Now… why is Obamacare still in effect now that is no longer even remotely defensible to call it a tax since the penalty has gone bye-bye? Surely there must be SOME case in the hopper to which Roberts could arrange cert if he had even the slightest shred of good character or shame?
...capacity for shame.
Agree that this was absolutely the biggest bomb dropped in the oral argument. None of the lawyers were prepared to address it. One wonders how many years Roberts had been saving this one in order to bring it out at the right moment.

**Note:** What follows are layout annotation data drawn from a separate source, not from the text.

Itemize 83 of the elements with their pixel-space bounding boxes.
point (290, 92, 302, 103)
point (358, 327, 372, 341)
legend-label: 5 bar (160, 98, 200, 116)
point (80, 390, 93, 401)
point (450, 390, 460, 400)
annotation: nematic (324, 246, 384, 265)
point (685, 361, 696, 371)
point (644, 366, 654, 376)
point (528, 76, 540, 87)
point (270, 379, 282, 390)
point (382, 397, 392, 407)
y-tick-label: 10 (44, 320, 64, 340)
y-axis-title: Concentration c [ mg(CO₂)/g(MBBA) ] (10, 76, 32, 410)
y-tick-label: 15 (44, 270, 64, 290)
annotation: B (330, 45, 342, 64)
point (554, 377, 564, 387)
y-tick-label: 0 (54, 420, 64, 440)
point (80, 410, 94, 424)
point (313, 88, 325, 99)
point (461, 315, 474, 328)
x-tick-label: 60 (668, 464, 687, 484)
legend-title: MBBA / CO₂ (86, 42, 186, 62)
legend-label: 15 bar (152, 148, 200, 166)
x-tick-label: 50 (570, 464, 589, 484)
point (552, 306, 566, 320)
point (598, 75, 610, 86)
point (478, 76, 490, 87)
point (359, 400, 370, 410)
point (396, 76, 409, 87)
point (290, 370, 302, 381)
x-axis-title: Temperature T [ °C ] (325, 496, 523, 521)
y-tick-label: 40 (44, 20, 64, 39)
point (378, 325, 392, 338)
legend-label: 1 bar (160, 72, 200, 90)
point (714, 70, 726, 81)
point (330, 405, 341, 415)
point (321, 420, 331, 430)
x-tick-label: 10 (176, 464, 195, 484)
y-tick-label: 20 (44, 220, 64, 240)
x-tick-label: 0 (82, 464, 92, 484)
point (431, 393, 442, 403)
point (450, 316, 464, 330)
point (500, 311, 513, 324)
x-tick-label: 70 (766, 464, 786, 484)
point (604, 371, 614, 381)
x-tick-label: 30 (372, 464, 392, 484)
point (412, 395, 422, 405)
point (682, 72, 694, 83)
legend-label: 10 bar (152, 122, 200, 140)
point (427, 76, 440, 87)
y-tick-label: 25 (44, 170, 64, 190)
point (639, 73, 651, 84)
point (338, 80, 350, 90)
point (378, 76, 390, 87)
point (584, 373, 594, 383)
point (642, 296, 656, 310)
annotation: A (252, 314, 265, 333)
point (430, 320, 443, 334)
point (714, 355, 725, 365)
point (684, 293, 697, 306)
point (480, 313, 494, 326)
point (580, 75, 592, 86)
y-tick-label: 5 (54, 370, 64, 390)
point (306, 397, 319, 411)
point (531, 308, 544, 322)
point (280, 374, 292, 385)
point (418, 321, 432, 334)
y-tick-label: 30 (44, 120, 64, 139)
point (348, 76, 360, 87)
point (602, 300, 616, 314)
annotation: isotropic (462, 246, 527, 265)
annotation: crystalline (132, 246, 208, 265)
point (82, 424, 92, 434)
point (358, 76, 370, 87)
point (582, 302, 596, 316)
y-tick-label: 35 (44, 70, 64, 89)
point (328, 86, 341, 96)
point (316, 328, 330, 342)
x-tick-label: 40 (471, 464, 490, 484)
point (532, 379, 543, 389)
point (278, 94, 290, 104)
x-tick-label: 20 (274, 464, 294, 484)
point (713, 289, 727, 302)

It’s a very interesting idea, but I find myself skeptical. Regardless of what Justice Blackman said in private negotiations with Justice Powell, regardless of what Roe intended — after all, Justice Burger wrote a concurrence in Roe assuring the public that the Court had not legalized abortion on demand — I think later courts came to see the viability line as central to at least Casey’s holding, and multiple later Supreme Court abortion decisions depended on it. So I don’t think there’s really a viable (pardon the pun) argument that it’s not part of the court’s precedents and can simply be declared to have been dicta and not a holding all along.
I do recognize that Roberts was trying to find a way to move the lime back to 15 weeks without overturning Roe. There may be a way to do that, but I’m skeptical that this way really makes sense. And it doesn’t look to me like the other 5 justices are interested in moving slowly. Thomas, Alito, and Gorsuch have already come out against Roe in previous opinions. And Kavanaugh and Barrett, the two Justices who haven’t yet committed themselves, said things at the oral argument suggesting they too are interested in going for all the marbles in one go.
the main problem with the 15 week line is why nor 14.5 weeks? Or 13 weeks ( a trimester)? or 12.5 weeks? States will game the line unless there is a cogent test ("this far and no further")
Did Gorsuch ask any questions?
Viability as dicta in Roe? The controlling opinion in Casey clearly didn´t think so.
Chief Justice Roberts is off base here.